Par Clara Arnaud
Depuis 2017 et la mise en ligne d’une première vidéo de torture, journalistes et observateurs internationaux suspectent les forces paramilitaires Wagner de s’être rendus coupables de crime de guerre. Ces accusations ont toujours été réfutées par le Kremlin. Mercredi 20 novembre, après la publication d’une vidéo de mise à mort particulièrement effroyable d’un déserteur syrien par de présumés mercenaires, le journal Novaïa Gazeta s’est lancé dans une enquête visant à prouver la nationalité russe de ces combattants, ainsi que leur rattachement à des sociétés militaires privées. Les investigations du journal, en se basant sur la reconnaissance faciale de l’un des quatre combattants présents sur la vidéo ainsi que sur des documents d’identité, auraient permis de confirmer leur nationalité et de rattacher les protagonistes au Groupe Wagner.
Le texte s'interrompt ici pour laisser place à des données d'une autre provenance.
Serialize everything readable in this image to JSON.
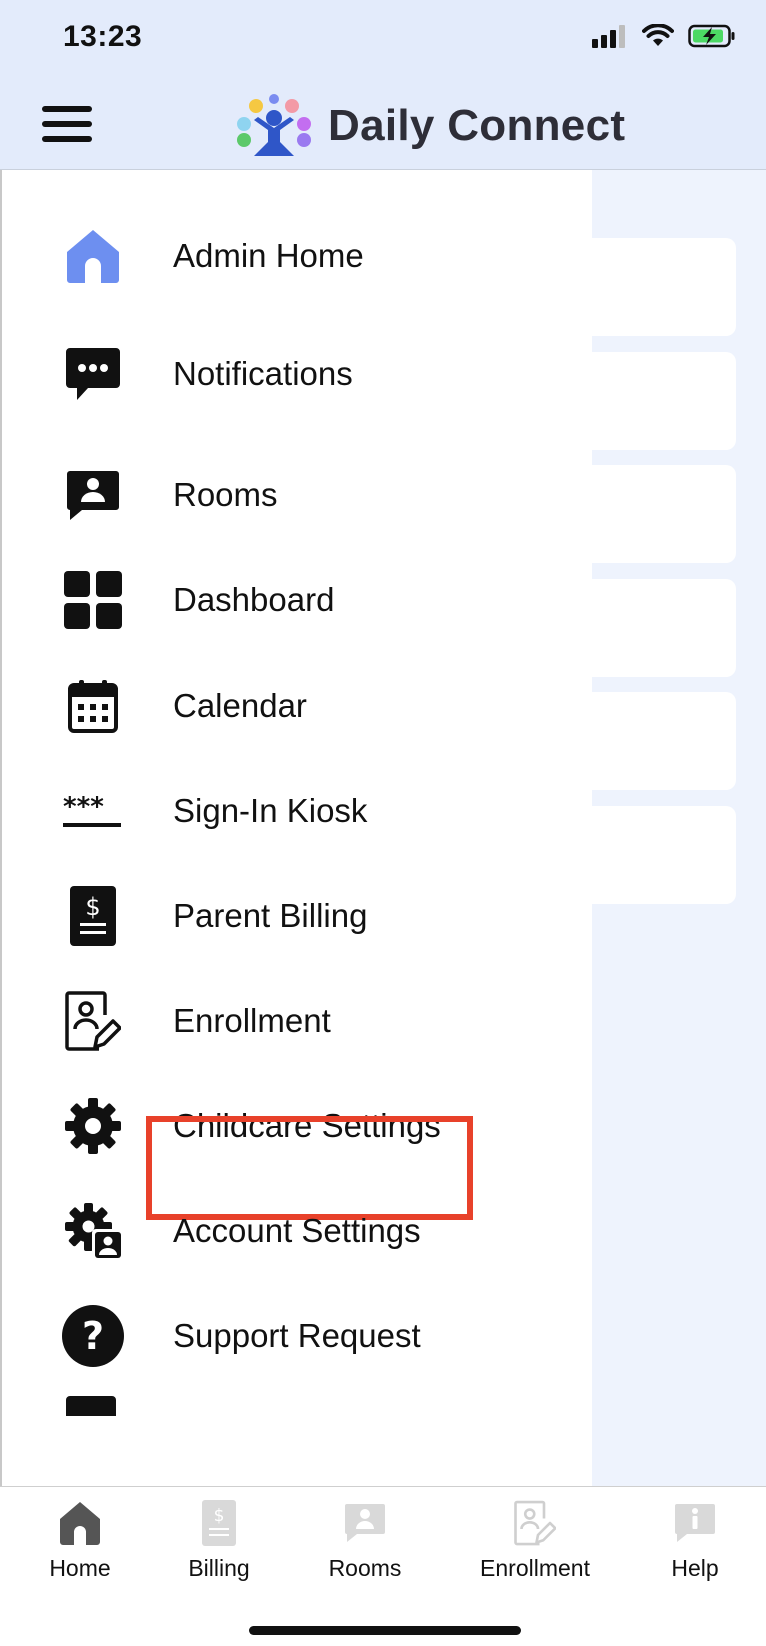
{
  "status_bar": {
    "time": "13:23"
  },
  "header": {
    "app_title": "Daily Connect"
  },
  "menu": {
    "items": [
      {
        "label": "Admin Home",
        "icon": "home-icon"
      },
      {
        "label": "Notifications",
        "icon": "message-dots-icon"
      },
      {
        "label": "Rooms",
        "icon": "room-person-icon"
      },
      {
        "label": "Dashboard",
        "icon": "grid-icon"
      },
      {
        "label": "Calendar",
        "icon": "calendar-icon"
      },
      {
        "label": "Sign-In Kiosk",
        "icon": "password-icon"
      },
      {
        "label": "Parent Billing",
        "icon": "bill-icon"
      },
      {
        "label": "Enrollment",
        "icon": "enrollment-form-icon"
      },
      {
        "label": "Childcare Settings",
        "icon": "gear-icon",
        "highlighted": true
      },
      {
        "label": "Account Settings",
        "icon": "gear-person-icon"
      },
      {
        "label": "Support Request",
        "icon": "question-icon"
      }
    ]
  },
  "tabbar": {
    "tabs": [
      {
        "label": "Home",
        "icon": "home-icon",
        "active": true
      },
      {
        "label": "Billing",
        "icon": "bill-icon",
        "active": false
      },
      {
        "label": "Rooms",
        "icon": "room-person-icon",
        "active": false
      },
      {
        "label": "Enrollment",
        "icon": "enrollment-form-icon",
        "active": false
      },
      {
        "label": "Help",
        "icon": "info-icon",
        "active": false
      }
    ]
  },
  "colors": {
    "header_bg": "#e3ebfb",
    "active_home_icon": "#6d8ff0",
    "highlight_border": "#e8412a",
    "inactive_tab_icon": "#d9d9d9"
  }
}
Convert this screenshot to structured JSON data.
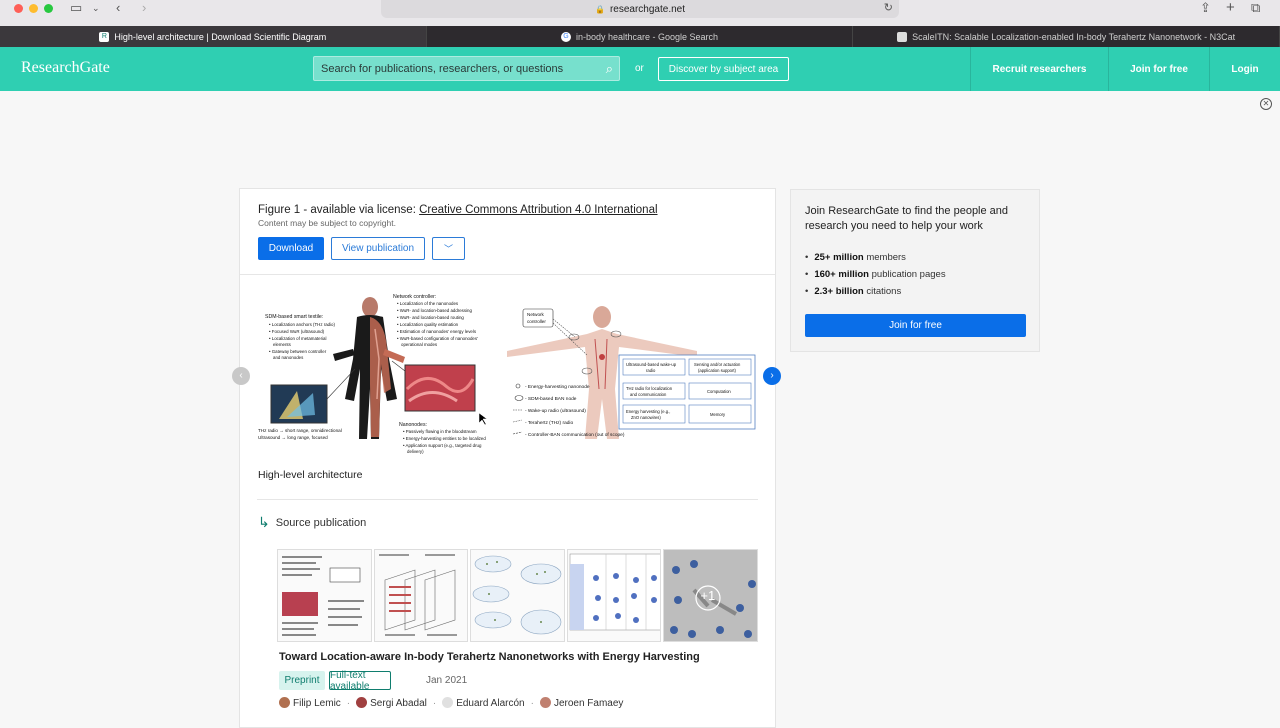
{
  "browser": {
    "url": "researchgate.net",
    "tabs": [
      {
        "title": "High-level architecture | Download Scientific Diagram",
        "active": true
      },
      {
        "title": "in-body healthcare - Google Search",
        "active": false
      },
      {
        "title": "ScaleITN: Scalable Localization-enabled In-body Terahertz Nanonetwork - N3Cat",
        "active": false
      }
    ]
  },
  "header": {
    "logo": "ResearchGate",
    "search_placeholder": "Search for publications, researchers, or questions",
    "or_label": "or",
    "discover_label": "Discover by subject area",
    "nav": {
      "recruit": "Recruit researchers",
      "join": "Join for free",
      "login": "Login"
    },
    "brand_color": "#2fcfb2"
  },
  "figure": {
    "title_prefix": "Figure 1 - available via license: ",
    "license": "Creative Commons Attribution 4.0 International",
    "subtitle": "Content may be subject to copyright.",
    "download_label": "Download",
    "view_label": "View publication",
    "caption": "High-level architecture",
    "diagram": {
      "textile_title": "SDM-based smart textile:",
      "textile_items": [
        "Localization anchors (THz radio)",
        "Focused WuR (ultrasound)",
        "Localization of metamaterial",
        "elements",
        "Gateway between controller",
        "and nanonodes"
      ],
      "controller_title": "Network controller:",
      "controller_items": [
        "Localization of the nanonodes",
        "WuR- and location-based addressing",
        "WuR- and location-based routing",
        "Localization quality estimation",
        "Estimation of nanonodes' energy levels",
        "WuR-based configuration of nanonodes'",
        "operational modes"
      ],
      "thz_line": "THz radio → short range, omnidirectional",
      "us_line": "Ultrasound → long range, focused",
      "nano_title": "Nanonodes:",
      "nano_items": [
        "Passively flowing in the bloodstream",
        "Energy-harvesting entities to be localized",
        "Application support (e.g., targeted drug",
        "delivery)"
      ],
      "net_ctrl": "Network controller",
      "legend": [
        "Energy-harvesting nanonode",
        "SDM-based BAN node",
        "Wake-up radio (ultrasound)",
        "Terahertz (THz) radio",
        "Controller-BAN communication (out of scope)"
      ],
      "boxes": [
        "Ultrasound-based wake-up radio",
        "Sensing and/or actuation (application support)",
        "THz radio for localization and communication",
        "Computation",
        "Energy harvesting (e.g., ZnO nanowires)",
        "Memory"
      ]
    }
  },
  "source": {
    "label": "Source publication",
    "title": "Toward Location-aware In-body Terahertz Nanonetworks with Energy Harvesting",
    "badge_preprint": "Preprint",
    "badge_fulltext": "Full-text available",
    "date": "Jan 2021",
    "authors": [
      "Filip Lemic",
      "Sergi Abadal",
      "Eduard Alarcón",
      "Jeroen Famaey"
    ],
    "thumb_more": "+1"
  },
  "side": {
    "heading": "Join ResearchGate to find the people and research you need to help your work",
    "stats": [
      {
        "bold": "25+ million",
        "text": " members"
      },
      {
        "bold": "160+ million",
        "text": " publication pages"
      },
      {
        "bold": "2.3+ billion",
        "text": " citations"
      }
    ],
    "button": "Join for free"
  }
}
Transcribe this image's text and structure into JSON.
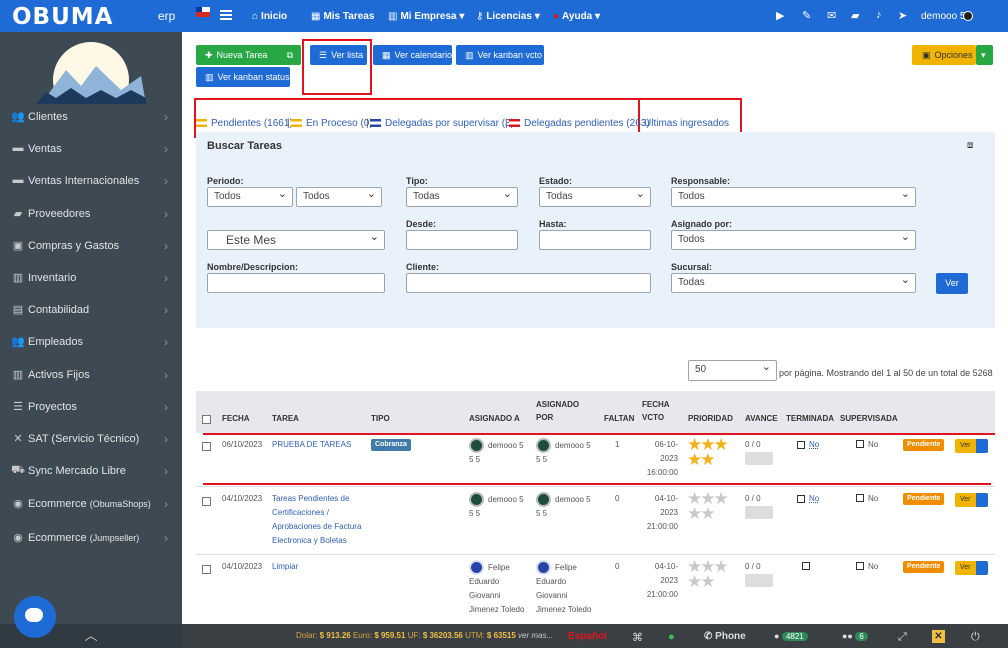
{
  "topbar": {
    "logo": "OBUMA",
    "logo_suffix": "erp",
    "nav": [
      "Inicio",
      "Mis Tareas",
      "Mi Empresa",
      "Licencias",
      "Ayuda"
    ],
    "user": "demooo 5"
  },
  "sidebar": {
    "items": [
      {
        "label": "Clientes",
        "icon": "users-icon"
      },
      {
        "label": "Ventas",
        "icon": "money-icon"
      },
      {
        "label": "Ventas Internacionales",
        "icon": "money-icon"
      },
      {
        "label": "Proveedores",
        "icon": "truck-icon"
      },
      {
        "label": "Compras y Gastos",
        "icon": "receipt-icon"
      },
      {
        "label": "Inventario",
        "icon": "barcode-icon"
      },
      {
        "label": "Contabilidad",
        "icon": "book-icon"
      },
      {
        "label": "Empleados",
        "icon": "users-icon"
      },
      {
        "label": "Activos Fijos",
        "icon": "barcode-icon"
      },
      {
        "label": "Proyectos",
        "icon": "list-icon"
      },
      {
        "label": "SAT (Servicio Técnico)",
        "icon": "tools-icon"
      },
      {
        "label": "Sync Mercado Libre",
        "icon": "cart-icon"
      },
      {
        "label": "Ecommerce",
        "sub": "(ObumaShops)",
        "icon": "globe-icon"
      },
      {
        "label": "Ecommerce",
        "sub": "(Jumpseller)",
        "icon": "globe-icon"
      }
    ]
  },
  "toolbar": {
    "nueva_tarea": "Nueva Tarea",
    "ver_lista": "Ver lista",
    "ver_calendario": "Ver calendario",
    "ver_kanban_vcto": "Ver kanban vcto",
    "ver_kanban_status": "Ver kanban status",
    "opciones": "Opciones"
  },
  "filters": {
    "pendientes": "Pendientes (1661)",
    "en_proceso": "En Proceso (0)",
    "delegadas_supervisar": "Delegadas por supervisar (3)",
    "delegadas_pendientes": "Delegadas pendientes (263)",
    "ultimas": "Ultimas ingresados"
  },
  "search": {
    "title": "Buscar Tareas",
    "periodo_label": "Periodo:",
    "periodo_1": "Todos",
    "periodo_2": "Todos",
    "periodo_3": "Este Mes",
    "tipo_label": "Tipo:",
    "tipo_value": "Todas",
    "estado_label": "Estado:",
    "estado_value": "Todas",
    "responsable_label": "Responsable:",
    "responsable_value": "Todos",
    "desde_label": "Desde:",
    "hasta_label": "Hasta:",
    "asignado_label": "Asignado por:",
    "asignado_value": "Todos",
    "nombre_label": "Nombre/Descripcion:",
    "cliente_label": "Cliente:",
    "sucursal_label": "Sucursal:",
    "sucursal_value": "Todas",
    "ver_button": "Ver"
  },
  "pagination": {
    "per_page": "50",
    "text": "por página. Mostrando del 1 al 50 de un total de 5268"
  },
  "table": {
    "headers": {
      "fecha": "FECHA",
      "tarea": "TAREA",
      "tipo": "TIPO",
      "asignado_a": "ASIGNADO A",
      "asignado_por_1": "ASIGNADO",
      "asignado_por_2": "POR",
      "faltan": "FALTAN",
      "fecha_vcto_1": "FECHA",
      "fecha_vcto_2": "VCTO",
      "prioridad": "PRIORIDAD",
      "avance": "AVANCE",
      "terminada": "TERMINADA",
      "supervisada": "SUPERVISADA"
    },
    "rows": [
      {
        "fecha": "06/10/2023",
        "tarea": [
          "PRUEBA DE TAREAS"
        ],
        "tipo": "Cobranza",
        "asig_a": [
          "demooo 5",
          "5 5"
        ],
        "asig_por": [
          "demooo 5",
          "5 5"
        ],
        "faltan": "1",
        "vcto": [
          "06-10-",
          "2023",
          "16:00:00"
        ],
        "stars": 5,
        "avance": "0 / 0",
        "terminada": "No",
        "supervisada": "No",
        "estado": "Pendiente",
        "ver": "Ver"
      },
      {
        "fecha": "04/10/2023",
        "tarea": [
          "Tareas Pendientes de",
          "Certificaciones /",
          "Aprobaciones de Factura",
          "Electronica y Boletas"
        ],
        "tipo": "",
        "asig_a": [
          "demooo 5",
          "5 5"
        ],
        "asig_por": [
          "demooo 5",
          "5 5"
        ],
        "faltan": "0",
        "vcto": [
          "04-10-",
          "2023",
          "21:00:00"
        ],
        "stars": 0,
        "avance": "0 / 0",
        "terminada": "No",
        "supervisada": "No",
        "estado": "Pendiente",
        "ver": "Ver"
      },
      {
        "fecha": "04/10/2023",
        "tarea": [
          "Limpiar"
        ],
        "tipo": "",
        "asig_a": [
          "Felipe",
          "Eduardo",
          "Giovanni",
          "Jimenez Toledo"
        ],
        "asig_por": [
          "Felipe",
          "Eduardo",
          "Giovanni",
          "Jimenez Toledo"
        ],
        "faltan": "0",
        "vcto": [
          "04-10-",
          "2023",
          "21:00:00"
        ],
        "stars": 0,
        "avance": "0 / 0",
        "terminada": "",
        "supervisada": "No",
        "estado": "Pendiente",
        "ver": "Ver"
      }
    ]
  },
  "statusbar": {
    "dolar_label": "Dolar:",
    "dolar": "$ 913.26",
    "euro_label": "Euro:",
    "euro": "$ 959.51",
    "uf_label": "UF:",
    "uf": "$ 36203.56",
    "utm_label": "UTM:",
    "utm": "$ 63515",
    "ver_mas": "ver mas...",
    "idioma": "Español",
    "phone": "Phone",
    "chat_count": "4821",
    "users_count": "6"
  },
  "colors": {
    "primary": "#1e6bd6",
    "sidebar": "#3d4a54",
    "accent_red": "#e0141e",
    "warning": "#f0b400"
  }
}
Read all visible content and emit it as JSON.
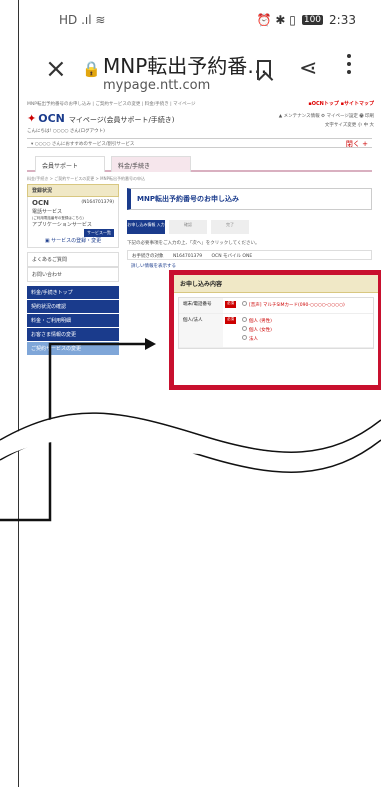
{
  "statusbar": {
    "left_icons": "HD .ıl ≋",
    "right_icons": "⏰ ✱ ▯",
    "battery": "100",
    "time": "2:33"
  },
  "browser": {
    "page_title": "MNP転出予約番…",
    "host": "mypage.ntt.com"
  },
  "site": {
    "topline": "MNP転出予約番号のお申し込み | ご契約サービスの変更 | 料金/手続き | マイページ",
    "toplinks": "▪OCNトップ ▪サイトマップ",
    "logo": "OCN",
    "logo_sub": "マイページ(会員サポート/手続き)",
    "greeting": "こんにちは! ○○○○ さん(ログアウト)",
    "top_right_1": "▲ メンテナンス情報  ⚙ マイページ設定  🖶 印刷",
    "top_right_2": "文字サイズ変更 小 中 大",
    "recbar": "▾ ○○○○ さんにおすすめのサービス/割引サービス",
    "recbar_more": "閉く +",
    "tab_support": "会員サポート",
    "tab_procedure": "料金/手続き",
    "breadcrumb": "料金/手続き > ご契約サービスの変更 > MNP転出予約番号の申込"
  },
  "sidebar": {
    "head": "登録状況",
    "ocn_label": "OCN",
    "ocn_id": "(N164701379)",
    "phone_label": "電話サービス",
    "phone_note": "(ご利用電話番号の登録はこちら)",
    "app_label": "アプリケーションサービス",
    "app_btn": "サービス一覧",
    "reg_link": "▣ サービスの登録・変更",
    "faq": "よくあるご質問",
    "contact": "お問い合わせ",
    "nav": [
      "料金/手続きトップ",
      "契約状況の確認",
      "料金・ご利用明細",
      "お客さま情報の変更",
      "ご契約サービスの変更"
    ]
  },
  "content": {
    "title": "MNP転出予約番号のお申し込み",
    "steps": [
      "お申し込み情報 入力",
      "確認",
      "完了"
    ],
    "note": "下記の必要事項をご入力の上、「次へ」をクリックしてください。",
    "contract_label": "お手続きの対象",
    "contract_id": "N164701379",
    "contract_plan": "OCN モバイル ONE",
    "detail_link": "詳しい情報を表示する"
  },
  "form": {
    "head": "お申し込み内容",
    "row1_label": "端末/電話番号",
    "row1_value": "[音声] マルチSIMカード(090-○○○○-○○○○)",
    "row2_label": "個人/法人",
    "required": "必須",
    "options": [
      "個人 (男性)",
      "個人 (女性)",
      "法人"
    ]
  }
}
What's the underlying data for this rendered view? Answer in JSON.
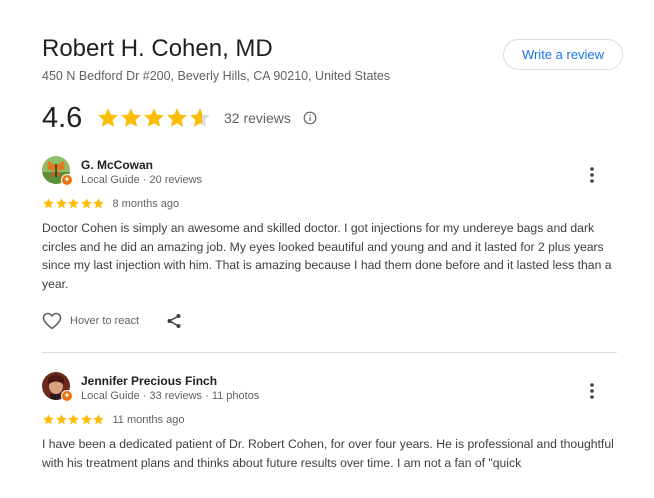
{
  "place": {
    "name": "Robert H. Cohen, MD",
    "address": "450 N Bedford Dr #200, Beverly Hills, CA 90210, United States",
    "rating": "4.6",
    "rating_value": 4.6,
    "reviews_count": "32 reviews",
    "write_review_label": "Write a review"
  },
  "colors": {
    "star": "#fbbc04",
    "star_empty": "#dadce0",
    "accent": "#1a73e8",
    "local_guide_badge": "#e8710a"
  },
  "reviews": [
    {
      "name": "G. McCowan",
      "meta": "Local Guide · 20 reviews",
      "stars": 5,
      "time": "8 months ago",
      "text": "Doctor Cohen is simply an awesome and skilled doctor. I got injections for my undereye bags and dark circles and he did an amazing job. My eyes looked beautiful and young and and it lasted for 2 plus years since my last injection with him. That is amazing because I had them done before and it lasted less than a year.",
      "react_label": "Hover to react"
    },
    {
      "name": "Jennifer Precious Finch",
      "meta": "Local Guide · 33 reviews · 11 photos",
      "stars": 5,
      "time": "11 months ago",
      "text": "I have been a dedicated patient of Dr. Robert Cohen, for over four years. He is professional and thoughtful with his treatment plans and thinks about future results over time. I am not a fan of \"quick"
    }
  ]
}
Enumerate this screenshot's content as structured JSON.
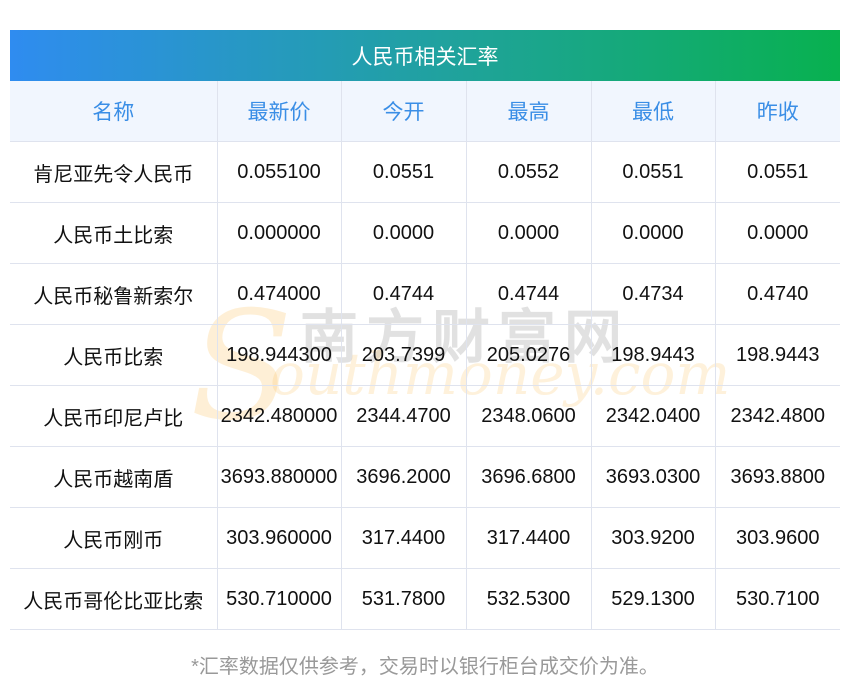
{
  "title": "人民币相关汇率",
  "columns": [
    "名称",
    "最新价",
    "今开",
    "最高",
    "最低",
    "昨收"
  ],
  "rows": [
    [
      "肯尼亚先令人民币",
      "0.055100",
      "0.0551",
      "0.0552",
      "0.0551",
      "0.0551"
    ],
    [
      "人民币土比索",
      "0.000000",
      "0.0000",
      "0.0000",
      "0.0000",
      "0.0000"
    ],
    [
      "人民币秘鲁新索尔",
      "0.474000",
      "0.4744",
      "0.4744",
      "0.4734",
      "0.4740"
    ],
    [
      "人民币比索",
      "198.944300",
      "203.7399",
      "205.0276",
      "198.9443",
      "198.9443"
    ],
    [
      "人民币印尼卢比",
      "2342.480000",
      "2344.4700",
      "2348.0600",
      "2342.0400",
      "2342.4800"
    ],
    [
      "人民币越南盾",
      "3693.880000",
      "3696.2000",
      "3696.6800",
      "3693.0300",
      "3693.8800"
    ],
    [
      "人民币刚币",
      "303.960000",
      "317.4400",
      "317.4400",
      "303.9200",
      "303.9600"
    ],
    [
      "人民币哥伦比亚比索",
      "530.710000",
      "531.7800",
      "532.5300",
      "529.1300",
      "530.7100"
    ]
  ],
  "footer": "*汇率数据仅供参考，交易时以银行柜台成交价为准。",
  "watermark": {
    "cn": "南方财富网",
    "en": "outhmoney.com",
    "s": "S"
  }
}
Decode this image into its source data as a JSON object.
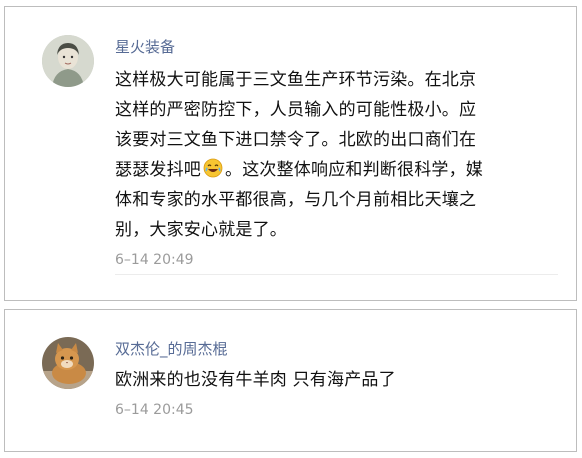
{
  "comments": [
    {
      "username": "星火装备",
      "text_before_emoji": "这样极大可能属于三文鱼生产环节污染。在北京\n这样的严密防控下，人员输入的可能性极小。应\n该要对三文鱼下进口禁令了。北欧的出口商们在\n瑟瑟发抖吧",
      "emoji": "laugh-crying-icon",
      "text_after_emoji": "。这次整体响应和判断很科学，媒\n体和专家的水平都很高，与几个月前相比天壤之\n别，大家安心就是了。",
      "timestamp": "6–14 20:49"
    },
    {
      "username": "双杰伦_的周杰棍",
      "text": "欧洲来的也没有牛羊肉 只有海产品了",
      "timestamp": "6–14 20:45"
    }
  ],
  "colors": {
    "username": "#576b95",
    "text": "#111111",
    "timestamp": "#9b9b9b",
    "border": "#bdbdbd"
  }
}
Il s’agit d’une société paramilitaire crée en 2014 par un ancien Spetnaz (commando) membre du GRU (Direction du renseignement de l’Etat-Major), Dmitri Outkine. Le groupe Wagner serait impliqué dans le conflit au Donbass, en Afrique du Nord, notamment en Libye, en République centrafricaine (RCA) et au Venezuela. Jean Yves le Drian avait déjà condamné les activités de ces mercenaires en RCA et fustigé la connexion entre l’Etat, l’oligarchie et les paramilitaires.
Le mercenariat, est défini par Pascal le Pautremat dans l’Encyclopaedia Universalis comme “ une fonction militaire ou paramilitaire, assurée en contrepartie d’un salaire, comme le révèle l’origine latine du mot (merces, salaire). Assurée par des spécialistes de la guerre, cette activité repose sur des contingents privés prêts à louer leurs services au plus offrant, sans aucune vue patriotique commune.” Officiellement, le mercenariat est interdit en Russie, c’est d’ailleurs l’un des arguments avancé par le Kremlin pour infirmer les accusations d’activité, en Ukraine notamment, et de tortures commises mercredi sur le déserteur syrien. Le déploiement de ces mercenaires en Syrie remonterait à 2015.
Pourtant, le groupe Wagner serait placé sous la tutelle du ministère de la Défense russe, et certains hauts gradés auraient été décorés par le Kremlin. Vladimir Poutine avait déclaré que les sociétés militaires privées avaient le droit d’exercer. Il apparaît ainsi difficile d’appréhender la véritable nature de la relation entre le pouvoir russe et le Groupe Wagner, qui jouit d’une forte opacité. Dmitri Peskov, porte-parole du Kremlin et bras droit du président russe Vladimir Poutine a déclaré “ qu’il n’y avait pas de lien entre notre activité militaire en Syrie […] et qu’il n’y avait pas lieu de s’inquiéter pour la réputation de la Russie.”
Le groupe Wagner agirait directement pour le compte du régime syrien. En effet, selon Isabelle Mandraud, reporter pour le journal Le Monde, il existerait une connexion entre la force Wagner et Evro Polis, entreprise dirigée par l’oligarque Yevgeny Prigozhin, initialement implantée en Syrie afin de promouvoir la défense et le développement des hydrocarbures. Le groupe Wagner serait devenu une filiale d’Evro Polis.